As you can see, it assumes that the documentation is prefixed with the ## signs, and prints those lines if your calls make help. In some cases, it might be useful to set help as a default goal, by making it the first instruction, or by setting .DEFAULT_GOAL := help.

Other uses of make

Makefiles are useful for using together with docker, so instead of needing the user to run the necessary commands by hand, you can provide them with ready recipes.

REPO ?= my-repository
TAG ?= my-image-0.1
IMAGE ?= $(REPO):$(TAG)

.PHONY: image push build

build: image push

image:
   docker build -t $(IMAGE) -f Dockerfile .

push:
   docker push $(IMAGE)

Make can be used also for many other tasks like setting up Python environments, running unit tests and linters for the code, making API calls, running Terraform to setup cloud-based architecture, and other tasks that need to be run repeatably, or by different users.

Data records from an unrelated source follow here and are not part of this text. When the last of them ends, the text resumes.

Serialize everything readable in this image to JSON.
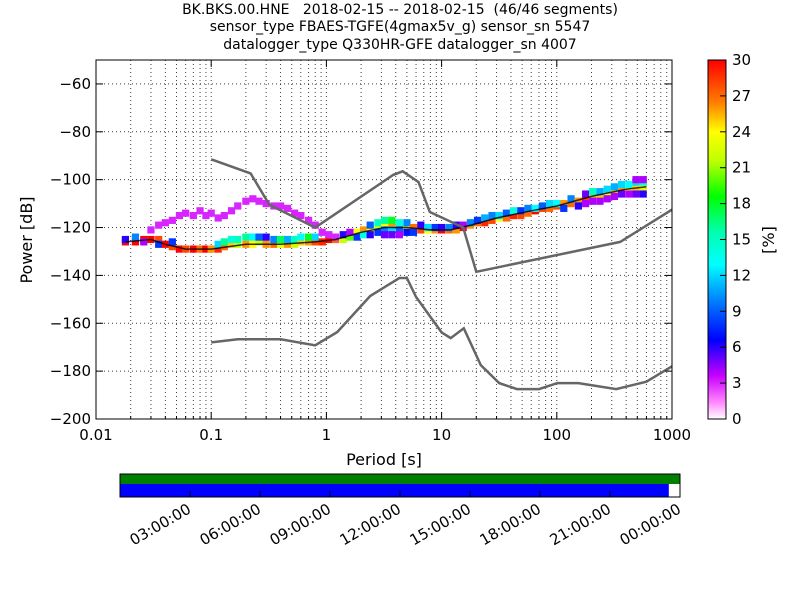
{
  "title": {
    "line1": "BK.BKS.00.HNE   2018-02-15 -- 2018-02-15  (46/46 segments)",
    "line2": "sensor_type FBAES-TGFE(4gmax5v_g) sensor_sn 5547",
    "line3": "datalogger_type Q330HR-GFE datalogger_sn 4007"
  },
  "chart_data": {
    "type": "heatmap",
    "xlabel": "Period [s]",
    "ylabel": "Power [dB]",
    "xscale": "log",
    "xlim": [
      0.01,
      1000
    ],
    "ylim": [
      -200,
      -50
    ],
    "x_ticks": [
      0.01,
      0.1,
      1,
      10,
      100,
      1000
    ],
    "x_tick_labels": [
      "0.01",
      "0.1",
      "1",
      "10",
      "100",
      "1000"
    ],
    "y_ticks": [
      -200,
      -180,
      -160,
      -140,
      -120,
      -100,
      -80,
      -60
    ],
    "y_tick_labels": [
      "−200",
      "−180",
      "−160",
      "−140",
      "−120",
      "−100",
      "−80",
      "−60"
    ],
    "grid": true,
    "colorbar": {
      "label": "[%]",
      "min": 0,
      "max": 30,
      "ticks": [
        0,
        3,
        6,
        9,
        12,
        15,
        18,
        21,
        24,
        27,
        30
      ],
      "tick_labels": [
        "0",
        "3",
        "6",
        "9",
        "12",
        "15",
        "18",
        "21",
        "24",
        "27",
        "30"
      ],
      "colormap": "pqlx"
    },
    "noise_models": {
      "color": "#666666",
      "high": {
        "period": [
          0.1,
          0.22,
          0.32,
          0.8,
          3.8,
          4.6,
          6.3,
          7.9,
          15.4,
          20,
          354.8,
          1000
        ],
        "power": [
          -91.5,
          -97.4,
          -110.5,
          -120,
          -98,
          -96.5,
          -101,
          -113.5,
          -120,
          -138.5,
          -126,
          -112.5
        ]
      },
      "low": {
        "period": [
          0.1,
          0.17,
          0.4,
          0.8,
          1.24,
          2.4,
          4.3,
          5,
          6,
          10,
          12,
          15.6,
          21.9,
          31.6,
          45,
          70,
          101,
          154,
          328,
          600,
          1000
        ],
        "power": [
          -168,
          -166.7,
          -166.7,
          -169.2,
          -163.7,
          -148.6,
          -141.1,
          -141.1,
          -149,
          -163.8,
          -166.2,
          -162.1,
          -177.5,
          -185,
          -187.5,
          -187.5,
          -185,
          -185,
          -187.5,
          -184.4,
          -178
        ]
      }
    },
    "ppsd_bins": [
      {
        "period": 0.018,
        "power": -126,
        "pct": 30
      },
      {
        "period": 0.018,
        "power": -125,
        "pct": 6
      },
      {
        "period": 0.022,
        "power": -126,
        "pct": 30
      },
      {
        "period": 0.022,
        "power": -124,
        "pct": 10
      },
      {
        "period": 0.026,
        "power": -125,
        "pct": 30
      },
      {
        "period": 0.026,
        "power": -126,
        "pct": 4
      },
      {
        "period": 0.03,
        "power": -125,
        "pct": 30
      },
      {
        "period": 0.03,
        "power": -121,
        "pct": 3
      },
      {
        "period": 0.035,
        "power": -125,
        "pct": 28
      },
      {
        "period": 0.035,
        "power": -127,
        "pct": 8
      },
      {
        "period": 0.035,
        "power": -119,
        "pct": 3
      },
      {
        "period": 0.04,
        "power": -127,
        "pct": 30
      },
      {
        "period": 0.04,
        "power": -118,
        "pct": 3
      },
      {
        "period": 0.046,
        "power": -128,
        "pct": 28
      },
      {
        "period": 0.046,
        "power": -126,
        "pct": 8
      },
      {
        "period": 0.046,
        "power": -117,
        "pct": 3
      },
      {
        "period": 0.053,
        "power": -129,
        "pct": 30
      },
      {
        "period": 0.053,
        "power": -115,
        "pct": 3
      },
      {
        "period": 0.06,
        "power": -129,
        "pct": 28
      },
      {
        "period": 0.06,
        "power": -114,
        "pct": 3
      },
      {
        "period": 0.07,
        "power": -129,
        "pct": 30
      },
      {
        "period": 0.07,
        "power": -115,
        "pct": 3
      },
      {
        "period": 0.08,
        "power": -129,
        "pct": 27
      },
      {
        "period": 0.08,
        "power": -113,
        "pct": 3
      },
      {
        "period": 0.09,
        "power": -129,
        "pct": 30
      },
      {
        "period": 0.09,
        "power": -115,
        "pct": 3
      },
      {
        "period": 0.1,
        "power": -129,
        "pct": 26
      },
      {
        "period": 0.1,
        "power": -114,
        "pct": 3
      },
      {
        "period": 0.115,
        "power": -129,
        "pct": 29
      },
      {
        "period": 0.115,
        "power": -127,
        "pct": 12
      },
      {
        "period": 0.115,
        "power": -116,
        "pct": 3
      },
      {
        "period": 0.13,
        "power": -128,
        "pct": 27
      },
      {
        "period": 0.13,
        "power": -126,
        "pct": 16
      },
      {
        "period": 0.13,
        "power": -115,
        "pct": 3
      },
      {
        "period": 0.15,
        "power": -127,
        "pct": 25
      },
      {
        "period": 0.15,
        "power": -125,
        "pct": 14
      },
      {
        "period": 0.15,
        "power": -113,
        "pct": 3
      },
      {
        "period": 0.17,
        "power": -127,
        "pct": 22
      },
      {
        "period": 0.17,
        "power": -125,
        "pct": 15
      },
      {
        "period": 0.17,
        "power": -111,
        "pct": 3
      },
      {
        "period": 0.2,
        "power": -127,
        "pct": 26
      },
      {
        "period": 0.2,
        "power": -124,
        "pct": 16
      },
      {
        "period": 0.2,
        "power": -109,
        "pct": 3
      },
      {
        "period": 0.23,
        "power": -127,
        "pct": 24
      },
      {
        "period": 0.23,
        "power": -124,
        "pct": 13
      },
      {
        "period": 0.23,
        "power": -108,
        "pct": 3
      },
      {
        "period": 0.26,
        "power": -126,
        "pct": 22
      },
      {
        "period": 0.26,
        "power": -124,
        "pct": 9
      },
      {
        "period": 0.26,
        "power": -109,
        "pct": 3
      },
      {
        "period": 0.3,
        "power": -127,
        "pct": 26
      },
      {
        "period": 0.3,
        "power": -124,
        "pct": 6
      },
      {
        "period": 0.3,
        "power": -110,
        "pct": 3
      },
      {
        "period": 0.35,
        "power": -127,
        "pct": 27
      },
      {
        "period": 0.35,
        "power": -125,
        "pct": 10
      },
      {
        "period": 0.35,
        "power": -111,
        "pct": 3
      },
      {
        "period": 0.4,
        "power": -127,
        "pct": 23
      },
      {
        "period": 0.4,
        "power": -125,
        "pct": 17
      },
      {
        "period": 0.4,
        "power": -111,
        "pct": 3
      },
      {
        "period": 0.46,
        "power": -127,
        "pct": 26
      },
      {
        "period": 0.46,
        "power": -125,
        "pct": 11
      },
      {
        "period": 0.46,
        "power": -112,
        "pct": 3
      },
      {
        "period": 0.53,
        "power": -127,
        "pct": 22
      },
      {
        "period": 0.53,
        "power": -125,
        "pct": 15
      },
      {
        "period": 0.53,
        "power": -114,
        "pct": 3
      },
      {
        "period": 0.6,
        "power": -126,
        "pct": 25
      },
      {
        "period": 0.6,
        "power": -124,
        "pct": 13
      },
      {
        "period": 0.6,
        "power": -115,
        "pct": 3
      },
      {
        "period": 0.7,
        "power": -126,
        "pct": 26
      },
      {
        "period": 0.7,
        "power": -124,
        "pct": 18
      },
      {
        "period": 0.7,
        "power": -117,
        "pct": 3
      },
      {
        "period": 0.8,
        "power": -126,
        "pct": 28
      },
      {
        "period": 0.8,
        "power": -124,
        "pct": 12
      },
      {
        "period": 0.8,
        "power": -119,
        "pct": 3
      },
      {
        "period": 0.92,
        "power": -126,
        "pct": 29
      },
      {
        "period": 0.92,
        "power": -122,
        "pct": 3
      },
      {
        "period": 1.05,
        "power": -125,
        "pct": 30
      },
      {
        "period": 1.05,
        "power": -123,
        "pct": 3
      },
      {
        "period": 1.2,
        "power": -125,
        "pct": 27
      },
      {
        "period": 1.2,
        "power": -124,
        "pct": 3
      },
      {
        "period": 1.4,
        "power": -125,
        "pct": 22
      },
      {
        "period": 1.4,
        "power": -123,
        "pct": 6
      },
      {
        "period": 1.6,
        "power": -124,
        "pct": 20
      },
      {
        "period": 1.6,
        "power": -122,
        "pct": 4
      },
      {
        "period": 1.85,
        "power": -122,
        "pct": 24
      },
      {
        "period": 1.85,
        "power": -124,
        "pct": 8
      },
      {
        "period": 2.1,
        "power": -121,
        "pct": 26
      },
      {
        "period": 2.1,
        "power": -123,
        "pct": 14
      },
      {
        "period": 2.4,
        "power": -121,
        "pct": 24
      },
      {
        "period": 2.4,
        "power": -119,
        "pct": 9
      },
      {
        "period": 2.4,
        "power": -123,
        "pct": 6
      },
      {
        "period": 2.8,
        "power": -120,
        "pct": 22
      },
      {
        "period": 2.8,
        "power": -118,
        "pct": 15
      },
      {
        "period": 2.8,
        "power": -122,
        "pct": 8
      },
      {
        "period": 3.2,
        "power": -119,
        "pct": 24
      },
      {
        "period": 3.2,
        "power": -117,
        "pct": 16
      },
      {
        "period": 3.2,
        "power": -121,
        "pct": 10
      },
      {
        "period": 3.2,
        "power": -123,
        "pct": 5
      },
      {
        "period": 3.7,
        "power": -119,
        "pct": 26
      },
      {
        "period": 3.7,
        "power": -117,
        "pct": 18
      },
      {
        "period": 3.7,
        "power": -121,
        "pct": 12
      },
      {
        "period": 3.7,
        "power": -123,
        "pct": 5
      },
      {
        "period": 4.3,
        "power": -119,
        "pct": 22
      },
      {
        "period": 4.3,
        "power": -118,
        "pct": 14
      },
      {
        "period": 4.3,
        "power": -121,
        "pct": 9
      },
      {
        "period": 4.3,
        "power": -123,
        "pct": 4
      },
      {
        "period": 5,
        "power": -120,
        "pct": 24
      },
      {
        "period": 5,
        "power": -118,
        "pct": 10
      },
      {
        "period": 5,
        "power": -122,
        "pct": 7
      },
      {
        "period": 5.7,
        "power": -120,
        "pct": 27
      },
      {
        "period": 5.7,
        "power": -122,
        "pct": 8
      },
      {
        "period": 6.6,
        "power": -121,
        "pct": 28
      },
      {
        "period": 6.6,
        "power": -119,
        "pct": 6
      },
      {
        "period": 7.6,
        "power": -121,
        "pct": 24
      },
      {
        "period": 7.6,
        "power": -120,
        "pct": 12
      },
      {
        "period": 8.8,
        "power": -121,
        "pct": 26
      },
      {
        "period": 8.8,
        "power": -120,
        "pct": 8
      },
      {
        "period": 10,
        "power": -121,
        "pct": 30
      },
      {
        "period": 10,
        "power": -120,
        "pct": 6
      },
      {
        "period": 11.6,
        "power": -121,
        "pct": 27
      },
      {
        "period": 11.6,
        "power": -120,
        "pct": 10
      },
      {
        "period": 13.4,
        "power": -121,
        "pct": 26
      },
      {
        "period": 13.4,
        "power": -119,
        "pct": 6
      },
      {
        "period": 15.4,
        "power": -120,
        "pct": 30
      },
      {
        "period": 15.4,
        "power": -119,
        "pct": 4
      },
      {
        "period": 17.8,
        "power": -119,
        "pct": 26
      },
      {
        "period": 17.8,
        "power": -118,
        "pct": 10
      },
      {
        "period": 20.5,
        "power": -118,
        "pct": 27
      },
      {
        "period": 20.5,
        "power": -117,
        "pct": 8
      },
      {
        "period": 23.7,
        "power": -118,
        "pct": 29
      },
      {
        "period": 23.7,
        "power": -116,
        "pct": 11
      },
      {
        "period": 27.4,
        "power": -117,
        "pct": 28
      },
      {
        "period": 27.4,
        "power": -115,
        "pct": 10
      },
      {
        "period": 31.6,
        "power": -116,
        "pct": 24
      },
      {
        "period": 31.6,
        "power": -115,
        "pct": 12
      },
      {
        "period": 36.5,
        "power": -116,
        "pct": 27
      },
      {
        "period": 36.5,
        "power": -114,
        "pct": 9
      },
      {
        "period": 42,
        "power": -115,
        "pct": 29
      },
      {
        "period": 42,
        "power": -113,
        "pct": 14
      },
      {
        "period": 48.7,
        "power": -115,
        "pct": 28
      },
      {
        "period": 48.7,
        "power": -113,
        "pct": 8
      },
      {
        "period": 56.2,
        "power": -114,
        "pct": 27
      },
      {
        "period": 56.2,
        "power": -112,
        "pct": 10
      },
      {
        "period": 65,
        "power": -113,
        "pct": 30
      },
      {
        "period": 65,
        "power": -112,
        "pct": 13
      },
      {
        "period": 75,
        "power": -112,
        "pct": 28
      },
      {
        "period": 75,
        "power": -111,
        "pct": 9
      },
      {
        "period": 86.6,
        "power": -112,
        "pct": 27
      },
      {
        "period": 86.6,
        "power": -110,
        "pct": 12
      },
      {
        "period": 100,
        "power": -111,
        "pct": 28
      },
      {
        "period": 100,
        "power": -110,
        "pct": 13
      },
      {
        "period": 115,
        "power": -110,
        "pct": 26
      },
      {
        "period": 115,
        "power": -112,
        "pct": 8
      },
      {
        "period": 133,
        "power": -110,
        "pct": 27
      },
      {
        "period": 133,
        "power": -108,
        "pct": 10
      },
      {
        "period": 154,
        "power": -109,
        "pct": 26
      },
      {
        "period": 154,
        "power": -111,
        "pct": 6
      },
      {
        "period": 178,
        "power": -108,
        "pct": 28
      },
      {
        "period": 178,
        "power": -106,
        "pct": 5
      },
      {
        "period": 178,
        "power": -110,
        "pct": 4
      },
      {
        "period": 205,
        "power": -107,
        "pct": 25
      },
      {
        "period": 205,
        "power": -105,
        "pct": 15
      },
      {
        "period": 205,
        "power": -109,
        "pct": 4
      },
      {
        "period": 237,
        "power": -107,
        "pct": 25
      },
      {
        "period": 237,
        "power": -105,
        "pct": 11
      },
      {
        "period": 237,
        "power": -109,
        "pct": 4
      },
      {
        "period": 274,
        "power": -106,
        "pct": 24
      },
      {
        "period": 274,
        "power": -104,
        "pct": 12
      },
      {
        "period": 274,
        "power": -108,
        "pct": 4
      },
      {
        "period": 316,
        "power": -105,
        "pct": 25
      },
      {
        "period": 316,
        "power": -103,
        "pct": 11
      },
      {
        "period": 316,
        "power": -107,
        "pct": 4
      },
      {
        "period": 365,
        "power": -104,
        "pct": 26
      },
      {
        "period": 365,
        "power": -102,
        "pct": 12
      },
      {
        "period": 365,
        "power": -106,
        "pct": 5
      },
      {
        "period": 422,
        "power": -104,
        "pct": 24
      },
      {
        "period": 422,
        "power": -102,
        "pct": 13
      },
      {
        "period": 422,
        "power": -106,
        "pct": 4
      },
      {
        "period": 487,
        "power": -103,
        "pct": 25
      },
      {
        "period": 487,
        "power": -101,
        "pct": 12
      },
      {
        "period": 487,
        "power": -100,
        "pct": 4
      },
      {
        "period": 487,
        "power": -106,
        "pct": 5
      },
      {
        "period": 562,
        "power": -103,
        "pct": 23
      },
      {
        "period": 562,
        "power": -101,
        "pct": 14
      },
      {
        "period": 562,
        "power": -100,
        "pct": 4
      },
      {
        "period": 562,
        "power": -106,
        "pct": 6
      }
    ],
    "mean_line": {
      "period": [
        0.018,
        0.03,
        0.04,
        0.06,
        0.1,
        0.2,
        0.4,
        0.8,
        1.2,
        2,
        3.2,
        5,
        8,
        12,
        18,
        30,
        60,
        100,
        200,
        400,
        600
      ],
      "power": [
        -126,
        -125,
        -127,
        -129,
        -129,
        -127,
        -127,
        -126,
        -125,
        -122,
        -120,
        -120,
        -121,
        -121,
        -119,
        -116,
        -113,
        -111,
        -107,
        -104,
        -103
      ]
    },
    "timeline": {
      "tick_labels": [
        "03:00:00",
        "06:00:00",
        "09:00:00",
        "12:00:00",
        "15:00:00",
        "18:00:00",
        "21:00:00",
        "00:00:00"
      ],
      "data_fraction": 0.98,
      "gap_fraction": 1.0,
      "colors": {
        "gaps_bar": "#007f00",
        "data_bar": "#0000ff"
      }
    }
  }
}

It can be used also for data science projects, where we are interested in building pipelines that download the data, preprocess it, do feature engineering, train the model, validate the results, save them, etc., as described by Zachary M. Jones, Rob J. Hyndman, Mark Sellors, Mike Bostock, Byron J. Smith, Jenny Bryan, and others.

Change the defaults

By default, instructions in Makefile assume using sh as default shell, however /bin/sh is just a symbolic link, that in different systems can point to different shells, so for consistency, it might be worth to change the SHELL variable, e.g. to SHELL=bash.

Some other useful defaults include using “strict” mode in bash .SHELLFLAGS := -eu -o pipefail -c, or forcing make to check the Makefile for unused variables and turning off the automatic rules written for parsing source code files:

MAKEFLAGS += --warn-undefined-variables
MAKEFLAGS += --no-builtin-rules

In newer versions of make you can switch from using tabs for indenting the instructions by setting the .RECIPEPREFIX variable, though it is probably easier to stick to tabs when using make.

If you want to change the default make goal, so that make invokes other than the first recipe in the Makefile, set .DEFAULT_GOAL variable to the name of the desired instruction.